An unnamed royal official told Reuters news agency, that the Queen was overheard to inquire of the Prime Minister at their Tuesday meeting, "Is Mrs. Bush aware of this plan." Blair assured the Queen that Mrs. Bush would not be a problem, as she was presently embroiled in a debate about oil drilling in the Alaska wilderness, a measure that would supply fuel for S.U.V. use in America. About the wilderness area, Mrs. Bush was quoted as saying, "Who gives a forklift? Nobody lives up there anyway."
Aghast, the Queen pressed further. "Can't you just have another child of your own?" The Prime Minister topped off, been there, done that, four years ago with Leo, but his team felt they had to add a little pepper to the pie, silk to the pajamas, gin to the tonic, sex to the head of state, avoiding a predicted Labour Party loss to a Conservative Party victory.

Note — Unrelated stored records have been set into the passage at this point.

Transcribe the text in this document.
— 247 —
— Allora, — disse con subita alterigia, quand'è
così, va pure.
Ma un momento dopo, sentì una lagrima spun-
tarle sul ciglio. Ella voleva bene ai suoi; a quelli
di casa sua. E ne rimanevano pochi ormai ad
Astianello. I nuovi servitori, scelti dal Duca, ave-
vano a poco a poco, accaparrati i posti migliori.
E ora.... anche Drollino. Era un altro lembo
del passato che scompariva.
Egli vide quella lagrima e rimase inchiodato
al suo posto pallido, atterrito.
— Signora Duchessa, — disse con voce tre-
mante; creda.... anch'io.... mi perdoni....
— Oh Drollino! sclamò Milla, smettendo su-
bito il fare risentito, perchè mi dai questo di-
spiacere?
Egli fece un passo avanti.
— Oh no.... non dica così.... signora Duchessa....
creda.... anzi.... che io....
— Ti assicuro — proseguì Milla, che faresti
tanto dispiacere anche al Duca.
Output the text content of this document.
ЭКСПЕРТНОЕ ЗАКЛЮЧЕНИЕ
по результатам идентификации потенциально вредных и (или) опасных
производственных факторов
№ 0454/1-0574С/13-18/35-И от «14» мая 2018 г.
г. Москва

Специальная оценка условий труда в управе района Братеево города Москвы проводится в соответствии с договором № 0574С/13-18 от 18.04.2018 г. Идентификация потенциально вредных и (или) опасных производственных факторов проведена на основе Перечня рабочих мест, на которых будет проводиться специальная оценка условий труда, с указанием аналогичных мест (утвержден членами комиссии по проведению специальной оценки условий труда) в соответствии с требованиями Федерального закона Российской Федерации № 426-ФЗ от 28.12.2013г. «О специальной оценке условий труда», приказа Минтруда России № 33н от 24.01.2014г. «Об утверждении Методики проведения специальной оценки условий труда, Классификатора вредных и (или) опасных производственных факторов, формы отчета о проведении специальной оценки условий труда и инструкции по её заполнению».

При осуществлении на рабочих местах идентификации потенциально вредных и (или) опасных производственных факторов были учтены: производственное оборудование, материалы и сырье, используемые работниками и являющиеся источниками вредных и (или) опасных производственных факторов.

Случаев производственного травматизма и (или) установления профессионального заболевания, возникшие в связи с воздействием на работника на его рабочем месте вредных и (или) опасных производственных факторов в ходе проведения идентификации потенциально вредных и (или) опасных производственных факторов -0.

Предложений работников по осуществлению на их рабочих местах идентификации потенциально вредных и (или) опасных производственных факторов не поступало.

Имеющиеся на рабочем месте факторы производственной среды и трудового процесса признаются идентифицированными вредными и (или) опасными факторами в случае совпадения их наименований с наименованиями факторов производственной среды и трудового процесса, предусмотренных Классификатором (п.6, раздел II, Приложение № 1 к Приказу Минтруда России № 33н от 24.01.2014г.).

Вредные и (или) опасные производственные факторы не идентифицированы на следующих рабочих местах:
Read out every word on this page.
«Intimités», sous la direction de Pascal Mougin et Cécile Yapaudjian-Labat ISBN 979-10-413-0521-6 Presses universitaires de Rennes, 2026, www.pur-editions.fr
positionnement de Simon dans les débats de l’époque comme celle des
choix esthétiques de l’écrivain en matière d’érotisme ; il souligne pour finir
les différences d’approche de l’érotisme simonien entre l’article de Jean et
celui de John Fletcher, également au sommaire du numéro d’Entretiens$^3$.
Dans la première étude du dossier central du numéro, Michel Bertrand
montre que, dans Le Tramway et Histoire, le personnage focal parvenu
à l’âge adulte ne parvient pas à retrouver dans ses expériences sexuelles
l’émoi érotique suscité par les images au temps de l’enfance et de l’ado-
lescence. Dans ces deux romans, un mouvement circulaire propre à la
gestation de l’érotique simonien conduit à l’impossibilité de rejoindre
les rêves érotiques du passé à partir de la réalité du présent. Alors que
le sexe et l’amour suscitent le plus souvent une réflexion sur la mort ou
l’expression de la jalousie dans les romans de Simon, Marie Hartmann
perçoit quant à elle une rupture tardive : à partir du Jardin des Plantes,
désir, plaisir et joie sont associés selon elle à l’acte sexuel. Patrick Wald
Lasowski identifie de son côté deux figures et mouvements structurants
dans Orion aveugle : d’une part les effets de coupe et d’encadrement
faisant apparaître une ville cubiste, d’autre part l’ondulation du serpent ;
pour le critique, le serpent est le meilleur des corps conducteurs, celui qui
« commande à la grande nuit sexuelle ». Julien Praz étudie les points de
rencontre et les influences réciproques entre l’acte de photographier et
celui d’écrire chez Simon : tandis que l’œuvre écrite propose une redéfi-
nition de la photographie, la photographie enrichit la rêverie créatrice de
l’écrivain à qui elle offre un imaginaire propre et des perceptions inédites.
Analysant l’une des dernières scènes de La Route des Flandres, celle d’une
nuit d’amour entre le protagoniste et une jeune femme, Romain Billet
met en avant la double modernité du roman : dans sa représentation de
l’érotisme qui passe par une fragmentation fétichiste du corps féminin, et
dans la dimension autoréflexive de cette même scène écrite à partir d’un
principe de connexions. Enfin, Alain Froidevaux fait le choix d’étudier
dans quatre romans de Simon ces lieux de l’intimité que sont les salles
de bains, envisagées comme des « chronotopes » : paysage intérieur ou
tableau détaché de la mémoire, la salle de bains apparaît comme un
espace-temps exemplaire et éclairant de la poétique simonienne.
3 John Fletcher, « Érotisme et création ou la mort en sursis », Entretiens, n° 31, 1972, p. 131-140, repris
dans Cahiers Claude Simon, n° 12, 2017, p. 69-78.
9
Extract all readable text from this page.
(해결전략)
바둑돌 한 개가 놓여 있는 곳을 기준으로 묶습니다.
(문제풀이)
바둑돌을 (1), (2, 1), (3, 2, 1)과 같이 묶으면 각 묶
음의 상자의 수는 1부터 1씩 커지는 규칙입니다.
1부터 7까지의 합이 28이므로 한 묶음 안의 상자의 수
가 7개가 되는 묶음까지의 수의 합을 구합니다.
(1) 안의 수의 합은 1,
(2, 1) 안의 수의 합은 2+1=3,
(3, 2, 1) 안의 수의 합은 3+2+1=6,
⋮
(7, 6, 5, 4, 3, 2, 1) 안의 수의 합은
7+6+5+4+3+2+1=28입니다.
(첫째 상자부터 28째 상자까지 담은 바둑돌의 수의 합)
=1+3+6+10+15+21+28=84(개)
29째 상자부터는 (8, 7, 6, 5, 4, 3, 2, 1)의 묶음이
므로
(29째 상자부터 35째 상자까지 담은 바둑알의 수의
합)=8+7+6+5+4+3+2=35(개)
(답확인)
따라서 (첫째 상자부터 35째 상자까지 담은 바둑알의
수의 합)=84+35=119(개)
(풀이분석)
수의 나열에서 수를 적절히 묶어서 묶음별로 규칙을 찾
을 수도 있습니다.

"Don't you fear that this may provoke President Bush to decide to search for weapons of mass destruction in the United Kingdom?"
"As I see it, your Majesty," Blair preemed, pushing his suspenders out with his thumbs, "I am the United Kingdom's weapon of mass destruction, but Bush owes me and the vice president okayed it." Blair stomped his feet twice, threw a hand overhead and yelled, "OLE."
The Queen reflected that at least this might just remove the spotlight from her Nazi dressing grandson.
When told of the situation, Laura Bush was overheard to reply, "Why, it would be nice to have a kid with an English accent around here in Crawford, Texas."
And in the United Kingdom, from the windswept fields of the Cotswolds, to the breezy moors of Scotland, the hills and glens were alive with the echoing sounds of, "OLE."